The ML Loss Function Designer is an AI assistant for machine learning practitioners who have outgrown standard off-the-shelf loss functions and need to align their model's optimization objective more precisely with what success actually means in their application. The loss function is the bridge between your data and your model's behavior — and a poorly chosen or poorly designed loss function is one of the most common root causes of models that technically converge but fail to solve the real problem.

This assistant helps you understand when standard loss functions are insufficient and what to do about it. For classification problems where class imbalance or asymmetric costs matter, it designs focal loss implementations, class-weighted cross-entropy, and custom cost-sensitive losses. For regression on heavy-tailed targets, it covers Huber loss, log-cosh loss, quantile regression losses, and pinball loss for prediction interval estimation. For ranking problems, it addresses pairwise and listwise ranking losses (RankNet, LambdaLoss, ListMLE). For multi-task learning, it designs loss balancing schemes including uncertainty weighting, gradient normalization (GradNorm), and task-conditioned weighting.
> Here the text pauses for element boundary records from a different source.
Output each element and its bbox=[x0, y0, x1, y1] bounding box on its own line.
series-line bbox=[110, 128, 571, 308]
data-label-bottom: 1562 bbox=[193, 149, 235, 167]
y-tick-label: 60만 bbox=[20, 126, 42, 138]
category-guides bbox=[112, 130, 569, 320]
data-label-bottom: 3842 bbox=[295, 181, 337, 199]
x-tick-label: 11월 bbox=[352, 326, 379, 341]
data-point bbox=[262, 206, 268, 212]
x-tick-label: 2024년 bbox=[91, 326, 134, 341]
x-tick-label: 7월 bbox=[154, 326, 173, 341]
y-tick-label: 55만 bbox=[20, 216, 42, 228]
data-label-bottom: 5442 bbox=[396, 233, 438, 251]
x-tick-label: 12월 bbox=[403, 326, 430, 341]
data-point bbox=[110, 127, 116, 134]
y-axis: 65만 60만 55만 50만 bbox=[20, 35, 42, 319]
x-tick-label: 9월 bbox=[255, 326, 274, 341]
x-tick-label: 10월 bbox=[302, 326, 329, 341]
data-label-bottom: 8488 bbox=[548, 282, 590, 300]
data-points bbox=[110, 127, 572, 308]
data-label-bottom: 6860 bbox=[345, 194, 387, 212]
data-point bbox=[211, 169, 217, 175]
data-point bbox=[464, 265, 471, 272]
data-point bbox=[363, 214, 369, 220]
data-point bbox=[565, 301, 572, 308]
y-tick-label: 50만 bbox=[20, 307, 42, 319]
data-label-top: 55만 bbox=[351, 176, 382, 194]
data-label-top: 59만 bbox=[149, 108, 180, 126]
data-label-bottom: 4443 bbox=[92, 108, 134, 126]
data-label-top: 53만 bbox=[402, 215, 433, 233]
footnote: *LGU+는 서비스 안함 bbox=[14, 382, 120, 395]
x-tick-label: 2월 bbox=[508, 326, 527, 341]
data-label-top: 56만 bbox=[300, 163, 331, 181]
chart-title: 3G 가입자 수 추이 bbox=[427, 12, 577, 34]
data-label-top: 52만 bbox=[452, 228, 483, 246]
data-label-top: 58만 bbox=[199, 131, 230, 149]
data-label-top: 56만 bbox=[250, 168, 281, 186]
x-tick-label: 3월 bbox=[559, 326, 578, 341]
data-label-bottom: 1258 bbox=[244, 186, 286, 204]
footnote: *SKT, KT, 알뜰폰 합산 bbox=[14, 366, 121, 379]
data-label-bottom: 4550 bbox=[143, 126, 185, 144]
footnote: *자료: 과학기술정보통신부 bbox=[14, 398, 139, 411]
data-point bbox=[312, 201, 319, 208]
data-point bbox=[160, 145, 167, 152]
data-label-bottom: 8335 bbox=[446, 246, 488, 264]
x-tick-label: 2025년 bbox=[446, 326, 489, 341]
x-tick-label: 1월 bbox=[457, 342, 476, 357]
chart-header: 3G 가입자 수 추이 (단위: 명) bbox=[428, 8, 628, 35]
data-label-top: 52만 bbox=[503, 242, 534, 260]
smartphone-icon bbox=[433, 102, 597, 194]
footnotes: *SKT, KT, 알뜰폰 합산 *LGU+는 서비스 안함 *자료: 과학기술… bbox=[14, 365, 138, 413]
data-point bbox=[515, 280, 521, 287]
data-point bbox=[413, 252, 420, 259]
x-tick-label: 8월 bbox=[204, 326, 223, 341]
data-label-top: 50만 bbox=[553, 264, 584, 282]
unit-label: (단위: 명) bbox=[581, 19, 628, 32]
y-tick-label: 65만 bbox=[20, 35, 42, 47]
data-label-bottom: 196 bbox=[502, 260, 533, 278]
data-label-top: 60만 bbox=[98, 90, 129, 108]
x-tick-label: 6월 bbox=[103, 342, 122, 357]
Beyond standard adaptations, the assistant supports genuinely custom loss function design: encoding domain-specific business constraints (asymmetric penalties for over- vs. under-prediction, minimum performance thresholds, monotonicity constraints), differentiable approximations of non-differentiable evaluation metrics (approximate NDCG, soft precision and recall, differentiable AUC), and contrastive and metric learning losses (NT-Xent, triplet loss, ArcFace, SupCon).

All loss functions are implemented with gradient correctness, numerical stability (log-sum-exp tricks, epsilon floors), and framework compatibility in mind. Implementation targets PyTorch and TensorFlow, with attention to behavior under mixed-precision training. Ideal for ML engineers working on specialized prediction tasks, researchers designing novel training objectives, and teams whose model produces good metrics on standard losses but fails on the metric that actually matters in production.